The folks in Washington — the president, Congress, Democrats, Republicans — they’re all to blame. But they don’t seem to care. It’s spend, spend, spend; we’ll spend what we want. The budget — what budget? — be damned.

An advocacy group sends out “Uncommon Wisdom Daily,” A Division of Weiss Research and write under the name “Uncommon Wisdom Daily Team.” Thank them for the opening four paragraphs of this message.

The Budget Process is Awkward – and Unnecesary

The United States Congress did not adopt a fiscal year (July 1 – June 30) until [tk] 1890. The law that set it up said the president would submit an annual budget for Congress to consider. The budget law has been changed since then but the idea of “budget planning” is still at the center.

Budget planning is the technique of private business and individuals to lay out numbers for spending and cash inflow for a future period. It is a different process from government fiscal planning. An individual prepares a forecast budget to use both to see how future payments might be divided and also to watch out for new things that violate planning assumptions. In other words, budgets are used to discover as you go along how far you are deviating from your plan.

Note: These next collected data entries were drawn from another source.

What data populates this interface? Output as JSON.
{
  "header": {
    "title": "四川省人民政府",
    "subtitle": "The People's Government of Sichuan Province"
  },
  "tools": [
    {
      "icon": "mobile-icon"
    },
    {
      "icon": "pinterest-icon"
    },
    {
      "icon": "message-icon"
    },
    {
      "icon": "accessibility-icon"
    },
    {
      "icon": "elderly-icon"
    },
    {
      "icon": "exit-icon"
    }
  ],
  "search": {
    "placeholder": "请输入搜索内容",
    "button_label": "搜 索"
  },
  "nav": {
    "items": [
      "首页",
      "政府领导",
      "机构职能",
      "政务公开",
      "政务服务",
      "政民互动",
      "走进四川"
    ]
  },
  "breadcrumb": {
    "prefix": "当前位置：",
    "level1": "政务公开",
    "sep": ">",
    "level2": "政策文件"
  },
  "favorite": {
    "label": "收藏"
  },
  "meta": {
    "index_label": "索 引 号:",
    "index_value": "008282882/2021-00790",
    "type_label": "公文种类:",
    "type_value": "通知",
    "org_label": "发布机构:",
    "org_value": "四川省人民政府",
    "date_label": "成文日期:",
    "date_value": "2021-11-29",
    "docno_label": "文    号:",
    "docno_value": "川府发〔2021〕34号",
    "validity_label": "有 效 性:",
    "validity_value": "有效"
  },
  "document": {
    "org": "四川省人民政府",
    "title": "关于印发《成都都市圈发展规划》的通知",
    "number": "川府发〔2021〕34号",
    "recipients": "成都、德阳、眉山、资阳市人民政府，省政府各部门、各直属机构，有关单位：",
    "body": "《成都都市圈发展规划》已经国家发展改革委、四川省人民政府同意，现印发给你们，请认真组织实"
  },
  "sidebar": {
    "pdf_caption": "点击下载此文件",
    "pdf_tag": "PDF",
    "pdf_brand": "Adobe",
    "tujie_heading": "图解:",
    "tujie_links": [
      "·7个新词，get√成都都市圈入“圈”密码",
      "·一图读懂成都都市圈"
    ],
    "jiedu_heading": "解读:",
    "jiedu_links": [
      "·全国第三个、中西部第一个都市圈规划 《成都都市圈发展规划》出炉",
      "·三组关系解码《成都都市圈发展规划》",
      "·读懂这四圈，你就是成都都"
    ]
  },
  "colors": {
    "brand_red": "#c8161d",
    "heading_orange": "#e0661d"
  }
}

Government budgets cannot perform that last function. Since appropriations are a law, Congress does not have any time “to modify” the spending except to increase it frequently during a fiscal year and regardless of results.

A Modest Proposal

I was fortunate to serve as a Senate staff member for a Senator on the Budget Committee, 1987-90 (Symms, R-ID). I watched the process and generally it is a systematic analysis and focused way “to plan” the new fiscal year. It controls appropriations, which come later from different committees. But it is never really followed.

What happens are continual “emergencies” and “supplemental” appropriations during the fiscal year, on-going, and at the end of every few years also a Debt Limit Increase confrontation.

Each September 30, the fiscal year ends. Appropriations Laws all expire. Agencies cannot keep paying their staff employees, and beneficiaries stop getting payments on October 1. That never happens because Congress always passes a “Continuing Resolution” to keep on keeping on as if the prior budget appropriations had not expired.

Stop!

My proposal is to stop at that enactment.
Let the “Continuing Resolution” become the full law governing appropriations for one more full year.

This gives time for the non-money side of Congress, all those Members who do not serve on the Budget Committee nor the Appropriations Committees, also to take some role in supervising and reviewing what their money is actually buying.

If a program is not performing, it deserves NO increase, and if the dollars appropriated shrink due to Federal Reserve policy, let that be the rate of cutting real spending.

Supplemental appropriations are going to happen anyway, for other programs. There is time to look at all the programs, EVERY YEAR, and to evaluate ex post facto how much to reward them for performance.